A few years ago, I started looking for a new saltwater rod. Here in New England, I do a fair amount of salt water fishing. That means a lot of long nights, a lot of punching into the wind, and a lot of trying to huck a big fly a long ways with a backcast hampered by rock, estuary grass, or sand.
I won’t lie: at the end of the season, my wrist often hurts. Too many double hauls with a 9 wt in too much wind. And so I began to think: there has got to be a better way.
Once or twice a year I go Atlantic salmon fishing and, over the past decade, I’ve gotten into double-handed casting. First it was overhand casting, then Spey casting. For years, I only used a double handed rod on fresh water. Then, one day early in the season when I felt I had little to lose, I brought a rod I had a built from a Loop blank to the coast of RI and tried it in an estuary. It was phenomenal — and I wasn’t the only one who thought so. I was casting bombs and the people around me wanted to know what this guy bucking convention was up to.
And so I set out looking for a double-handed saltwater rod. I settled on a rod made by Beulah, a West coast based company whose rods I first fished when I was looking for a good Spey rod below $800. At the time, I was fishing one that retailed for over $900 — and whose price recently went up. I tried it for a week against a Beulah Platinum Spey and immediately sold it. I’ve been fishing the Beulah ever since.
With that experience under my belt, I thought I’d give the Opal a shot. I’ll spare you the poetry: I freakin’ love it.
Part of it is performance. When I’m casting from shore, distance can often make a difference — if not the difference. It’s not that every cast needs to be a bomb, but you need to have confidence that when that school of bass, or those Albies, come busting by you can reach ’em. This rod does that. With a fast action it casts quickly and at distance.
It will do that with a variety of lines, but let me make this simple suggestion: you try to the Beulah lines. I’ve become a fan of the Serum lines, a shooting head line designed for overhead casting in saltwater. With a 35 lbs core, it’s a tough saltwater line — one that I’ve had no problems with, and that absolutely makes the Opal sing.
I’ve also become a fan of the Serum tip system. Maybe this is my salmon background, where I often swap around a series of different tips, but the Serum tip system allows you a lot of control of your fly and fly line for different scenarios. It features interchangeable 12′ multi-density tips. Most people don’t know about the Beulah lines or tips — but I suggest you be in the minority here and become familiar. It’s a good product.
Another part of the appeal here is comfort. I find I can cast further for more time than I can with a single handed rod. And I’ll admit it: I want to be able to cast for years to come, and think a double-handed rod will make it more likely for that to be possible.
Another part is line control, in every part of the cast. If you’re surf-casting, this is definitely true: with a longer rod, you can get up higher and over the tops of more waves with a double-handed rod than you can with a single handed rod. Once you’ve cleared the wave, with a longer rod you can do more to move the line in the water, controlling where it goes and where the line and fly may or may not get hooked.

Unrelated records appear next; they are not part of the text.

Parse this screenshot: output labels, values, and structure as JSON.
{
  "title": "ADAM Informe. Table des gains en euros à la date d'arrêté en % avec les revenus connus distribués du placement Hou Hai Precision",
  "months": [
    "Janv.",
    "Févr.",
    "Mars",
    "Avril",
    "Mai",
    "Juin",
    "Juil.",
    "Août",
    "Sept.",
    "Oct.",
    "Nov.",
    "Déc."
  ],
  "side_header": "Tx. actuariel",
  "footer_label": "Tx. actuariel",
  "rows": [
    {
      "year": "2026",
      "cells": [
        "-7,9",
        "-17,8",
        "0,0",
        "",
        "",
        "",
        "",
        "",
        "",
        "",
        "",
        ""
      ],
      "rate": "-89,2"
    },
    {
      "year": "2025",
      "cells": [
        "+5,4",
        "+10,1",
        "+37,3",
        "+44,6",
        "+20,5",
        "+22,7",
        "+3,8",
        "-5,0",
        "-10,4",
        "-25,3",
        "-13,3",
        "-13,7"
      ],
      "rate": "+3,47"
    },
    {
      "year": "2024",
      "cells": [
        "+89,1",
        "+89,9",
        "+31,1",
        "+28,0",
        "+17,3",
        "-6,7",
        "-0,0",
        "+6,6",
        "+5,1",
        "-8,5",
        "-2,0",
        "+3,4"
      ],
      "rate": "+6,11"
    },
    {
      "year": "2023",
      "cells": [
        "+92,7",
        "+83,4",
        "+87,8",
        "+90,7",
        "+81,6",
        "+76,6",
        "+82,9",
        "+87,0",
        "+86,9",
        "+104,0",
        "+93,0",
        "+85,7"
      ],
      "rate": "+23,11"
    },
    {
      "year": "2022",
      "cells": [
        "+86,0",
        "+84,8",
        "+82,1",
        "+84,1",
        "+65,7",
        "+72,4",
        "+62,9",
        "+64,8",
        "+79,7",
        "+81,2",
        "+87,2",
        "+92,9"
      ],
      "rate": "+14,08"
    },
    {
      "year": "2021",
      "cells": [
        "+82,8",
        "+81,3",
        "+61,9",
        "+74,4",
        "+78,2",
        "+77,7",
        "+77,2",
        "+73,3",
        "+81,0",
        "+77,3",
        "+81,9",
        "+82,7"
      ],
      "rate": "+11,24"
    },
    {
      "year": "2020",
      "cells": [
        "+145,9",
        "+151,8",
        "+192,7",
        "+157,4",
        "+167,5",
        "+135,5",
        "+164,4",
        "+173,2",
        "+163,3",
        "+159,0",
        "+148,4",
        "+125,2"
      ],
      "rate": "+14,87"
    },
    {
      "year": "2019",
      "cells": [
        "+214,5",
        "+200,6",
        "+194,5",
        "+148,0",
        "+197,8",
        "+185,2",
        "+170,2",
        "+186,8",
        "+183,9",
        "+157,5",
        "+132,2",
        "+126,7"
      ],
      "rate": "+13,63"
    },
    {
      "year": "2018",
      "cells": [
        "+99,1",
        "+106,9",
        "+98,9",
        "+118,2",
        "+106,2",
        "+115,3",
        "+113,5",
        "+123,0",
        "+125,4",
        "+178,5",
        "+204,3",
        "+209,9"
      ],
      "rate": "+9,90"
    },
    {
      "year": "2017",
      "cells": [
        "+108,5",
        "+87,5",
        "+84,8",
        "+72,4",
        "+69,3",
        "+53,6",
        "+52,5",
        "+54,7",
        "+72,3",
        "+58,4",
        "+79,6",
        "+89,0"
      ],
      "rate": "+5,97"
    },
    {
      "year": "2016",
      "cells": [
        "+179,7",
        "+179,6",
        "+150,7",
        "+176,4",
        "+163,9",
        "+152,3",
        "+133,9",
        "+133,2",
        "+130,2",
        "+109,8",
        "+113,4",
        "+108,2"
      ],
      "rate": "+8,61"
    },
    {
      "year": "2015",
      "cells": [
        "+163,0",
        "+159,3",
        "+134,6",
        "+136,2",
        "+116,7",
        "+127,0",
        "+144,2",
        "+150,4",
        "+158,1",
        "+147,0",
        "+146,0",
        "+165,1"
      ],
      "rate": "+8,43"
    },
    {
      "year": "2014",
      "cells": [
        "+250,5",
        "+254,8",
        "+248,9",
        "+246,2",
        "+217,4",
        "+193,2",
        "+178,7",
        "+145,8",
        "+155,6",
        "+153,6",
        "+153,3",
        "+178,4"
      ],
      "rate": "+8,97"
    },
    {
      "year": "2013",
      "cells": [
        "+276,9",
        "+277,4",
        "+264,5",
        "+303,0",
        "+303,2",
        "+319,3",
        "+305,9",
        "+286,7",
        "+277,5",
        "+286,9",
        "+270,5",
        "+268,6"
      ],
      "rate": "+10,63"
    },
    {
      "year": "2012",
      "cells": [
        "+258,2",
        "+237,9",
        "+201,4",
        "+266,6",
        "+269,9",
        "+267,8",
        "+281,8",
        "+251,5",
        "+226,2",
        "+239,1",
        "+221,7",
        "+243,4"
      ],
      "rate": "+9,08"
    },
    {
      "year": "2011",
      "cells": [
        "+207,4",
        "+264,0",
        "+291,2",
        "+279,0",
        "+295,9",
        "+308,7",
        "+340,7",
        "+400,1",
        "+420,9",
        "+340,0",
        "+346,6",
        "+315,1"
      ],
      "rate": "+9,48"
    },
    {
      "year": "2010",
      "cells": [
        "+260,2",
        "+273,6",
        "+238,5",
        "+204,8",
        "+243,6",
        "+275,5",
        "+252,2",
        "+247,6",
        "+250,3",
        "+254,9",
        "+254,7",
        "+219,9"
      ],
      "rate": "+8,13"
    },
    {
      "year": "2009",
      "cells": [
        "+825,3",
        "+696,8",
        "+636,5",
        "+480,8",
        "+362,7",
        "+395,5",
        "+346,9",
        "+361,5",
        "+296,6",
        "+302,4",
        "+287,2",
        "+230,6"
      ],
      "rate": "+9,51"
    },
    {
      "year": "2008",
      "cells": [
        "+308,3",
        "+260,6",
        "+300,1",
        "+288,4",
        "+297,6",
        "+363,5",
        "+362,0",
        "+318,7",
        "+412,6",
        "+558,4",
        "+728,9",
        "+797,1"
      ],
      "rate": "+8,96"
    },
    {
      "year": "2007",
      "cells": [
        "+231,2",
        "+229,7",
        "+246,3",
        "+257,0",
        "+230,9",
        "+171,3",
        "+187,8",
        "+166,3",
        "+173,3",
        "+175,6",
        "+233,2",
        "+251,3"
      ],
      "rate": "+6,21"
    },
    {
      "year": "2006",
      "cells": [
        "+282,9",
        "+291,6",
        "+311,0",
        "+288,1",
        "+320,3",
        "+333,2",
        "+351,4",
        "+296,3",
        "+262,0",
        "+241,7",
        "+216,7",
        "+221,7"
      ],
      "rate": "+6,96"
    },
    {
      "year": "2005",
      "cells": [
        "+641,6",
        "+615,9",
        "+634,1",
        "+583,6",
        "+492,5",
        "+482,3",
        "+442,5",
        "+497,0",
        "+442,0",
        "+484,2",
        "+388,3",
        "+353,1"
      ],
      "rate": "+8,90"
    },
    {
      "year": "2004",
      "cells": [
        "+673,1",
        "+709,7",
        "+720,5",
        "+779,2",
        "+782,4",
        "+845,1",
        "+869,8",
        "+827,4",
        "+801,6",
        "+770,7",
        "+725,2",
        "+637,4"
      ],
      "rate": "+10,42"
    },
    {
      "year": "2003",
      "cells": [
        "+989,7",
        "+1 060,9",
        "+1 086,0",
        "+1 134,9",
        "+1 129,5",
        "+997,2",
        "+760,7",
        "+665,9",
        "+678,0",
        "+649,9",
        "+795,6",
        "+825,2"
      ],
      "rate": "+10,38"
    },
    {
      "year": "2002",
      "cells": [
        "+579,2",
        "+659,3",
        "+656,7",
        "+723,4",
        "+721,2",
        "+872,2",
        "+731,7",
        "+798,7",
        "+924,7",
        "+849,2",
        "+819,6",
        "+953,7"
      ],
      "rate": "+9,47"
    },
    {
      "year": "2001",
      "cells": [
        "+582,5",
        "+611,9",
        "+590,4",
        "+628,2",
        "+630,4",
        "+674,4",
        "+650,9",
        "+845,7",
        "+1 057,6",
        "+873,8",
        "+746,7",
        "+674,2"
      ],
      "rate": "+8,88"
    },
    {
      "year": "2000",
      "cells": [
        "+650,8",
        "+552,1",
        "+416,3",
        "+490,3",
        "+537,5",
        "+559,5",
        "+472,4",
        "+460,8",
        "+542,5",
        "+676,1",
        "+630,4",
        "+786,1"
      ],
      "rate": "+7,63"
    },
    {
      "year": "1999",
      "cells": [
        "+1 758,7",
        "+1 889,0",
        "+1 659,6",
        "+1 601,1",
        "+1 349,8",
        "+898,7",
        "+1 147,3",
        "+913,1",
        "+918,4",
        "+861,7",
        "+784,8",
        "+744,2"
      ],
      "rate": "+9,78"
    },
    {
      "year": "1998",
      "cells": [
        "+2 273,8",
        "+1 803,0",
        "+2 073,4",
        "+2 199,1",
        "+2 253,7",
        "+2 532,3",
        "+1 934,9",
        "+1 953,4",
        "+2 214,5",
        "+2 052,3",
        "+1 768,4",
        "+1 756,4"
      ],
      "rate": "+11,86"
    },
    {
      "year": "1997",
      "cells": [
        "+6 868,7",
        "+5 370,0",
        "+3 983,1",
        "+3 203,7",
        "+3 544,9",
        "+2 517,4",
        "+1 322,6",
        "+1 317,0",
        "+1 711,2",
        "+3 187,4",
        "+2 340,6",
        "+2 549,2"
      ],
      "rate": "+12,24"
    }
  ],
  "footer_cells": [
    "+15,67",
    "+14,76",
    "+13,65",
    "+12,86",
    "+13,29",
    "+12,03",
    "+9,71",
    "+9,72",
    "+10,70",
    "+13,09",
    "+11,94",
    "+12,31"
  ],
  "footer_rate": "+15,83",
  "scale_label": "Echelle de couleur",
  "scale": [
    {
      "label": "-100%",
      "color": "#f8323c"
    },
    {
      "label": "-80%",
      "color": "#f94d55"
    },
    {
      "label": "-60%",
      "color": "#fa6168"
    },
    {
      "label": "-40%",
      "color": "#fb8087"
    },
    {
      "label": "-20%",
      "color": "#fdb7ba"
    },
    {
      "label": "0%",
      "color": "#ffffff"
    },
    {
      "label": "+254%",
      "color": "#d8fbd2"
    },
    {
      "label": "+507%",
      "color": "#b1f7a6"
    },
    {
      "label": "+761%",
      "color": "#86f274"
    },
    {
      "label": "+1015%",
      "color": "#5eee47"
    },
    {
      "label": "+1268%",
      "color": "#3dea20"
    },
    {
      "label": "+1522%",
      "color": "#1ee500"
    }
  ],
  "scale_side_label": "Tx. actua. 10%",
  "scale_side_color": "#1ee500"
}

One thing I’m still not a convert to is a double handed rod in a boat. I’ve heard of people doing it, but it seems like too mush rod for an occasion when you could go a bit lighter and smaller to accommodate the situation. But maybe that’s just me.
In the end, I’d highly recommend this rod. I’ve been fishing the 11′ 9/10 wt and find it to be perfect for New England. At about $680, it punches above its weight in terms of performance. If you’re looking to get all of your holiday shopping done before Thanksgiving, this would make for a very happy fly fisherman!